Once defined, the side effect must be registered within the Home Mixer orchestration layer so the system knows when to trigger it.

Step 2: Update the Side Effect Registry

In home-mixer/side_effects.rs, add your new implementation to the registry. The registry ensures that the side effects are initialized with the necessary clients (e.g., Kafka producers, Redis clients).

pub fn get_active_side_effects(params: &PipelineParams) -> Vec<Box<dyn SideEffect>> {
    let mut effects = Vec::new();

    if params.enable_feature_logging {
        effects.push(Box::new(FeatureLoggingSideEffect::new()));
    }

    if params.enable_candidate_caching {
        effects.push(Box::new(CandidateCacheSideEffect::new()));
    }

    effects
}

3. Configuring Execution Behavior

Side effects can be executed synchronously (blocking the response) or asynchronously (background tasks).

Step 3: Set Execution Policy

Configure how the pipeline handles the side effect in your configuration files (e.g., params.rs).

Synchronous: Use for critical paths like "Read-through Caching" where the next stage depends on the side effect's completion.
Asynchronous: Use for "Fire-and-forget" actions like logging or metrics. This is the recommended setting for most side effects to minimize latency for the user.

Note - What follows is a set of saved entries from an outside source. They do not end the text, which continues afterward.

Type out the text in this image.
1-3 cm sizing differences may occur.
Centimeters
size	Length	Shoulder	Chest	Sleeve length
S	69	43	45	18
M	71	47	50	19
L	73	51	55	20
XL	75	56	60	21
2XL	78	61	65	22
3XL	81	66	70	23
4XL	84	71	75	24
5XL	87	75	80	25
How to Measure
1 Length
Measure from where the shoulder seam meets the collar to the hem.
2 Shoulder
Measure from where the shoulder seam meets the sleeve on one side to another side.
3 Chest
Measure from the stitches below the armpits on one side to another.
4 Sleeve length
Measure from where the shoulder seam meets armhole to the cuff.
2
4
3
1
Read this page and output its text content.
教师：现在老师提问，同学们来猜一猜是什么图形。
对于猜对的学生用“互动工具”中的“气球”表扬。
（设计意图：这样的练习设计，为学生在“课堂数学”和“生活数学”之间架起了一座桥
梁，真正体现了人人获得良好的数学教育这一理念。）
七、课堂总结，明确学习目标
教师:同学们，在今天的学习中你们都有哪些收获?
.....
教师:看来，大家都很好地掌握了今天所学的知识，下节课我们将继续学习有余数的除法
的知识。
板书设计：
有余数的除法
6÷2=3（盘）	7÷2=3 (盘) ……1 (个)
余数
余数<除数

// In home-mixer/params.rs
pub const SIDE_EFFECT_TIMEOUT_MS: u64 = 50;
pub const ASYNC_SIDE_EFFECT_BUFFER_SIZE: usize = 1000;

4. Common Use Cases

Training Data Logging

The most frequent use of side effects in the x-algorithm is logging data for the Phoenix (Grok-based) transformer. When a user is served a feed, a side effect logs the "impressions"—the posts shown and the features associated with them. This data is later joined with user engagement (likes, replies) to retrain the model.

Candidate Caching

To reduce load on the Thunder (In-Network) and Phoenix Retrieval (Out-of-Network) sources, side effects can be used to cache retrieved candidates for a specific user.

// Example: Side effect to cache candidates for subsequent pagination
impl SideEffect for CandidateCacheSideEffect {
    fn execute(&self, candidates: &[ScoredPost], metadata: &QueryMetadata) {
        self.redis_client.set_ex(
            format!("feed_cache:{}", metadata.user_id),
            candidates,
            300 // 5 minute TTL
        );
    }
}

5. Monitoring Side Effects

Since side effects often interact with external infrastructure (Kafka, Memcached, etc.), it is critical to monitor their health.

Latency: Monitor the time taken for execute() to complete.
Drop Rate: If using asynchronous side effects, monitor the buffer fill rate. If the buffer is full, the system will drop side effects to prioritize serving the feed.
Failure Count: Track gRPC or network errors when the side effect communicates with external services.

Metrics are automatically exported via the metrics_port defined in main.rs and can be visualized in your standard dashboards under the home_mixer_side_effect_* namespace.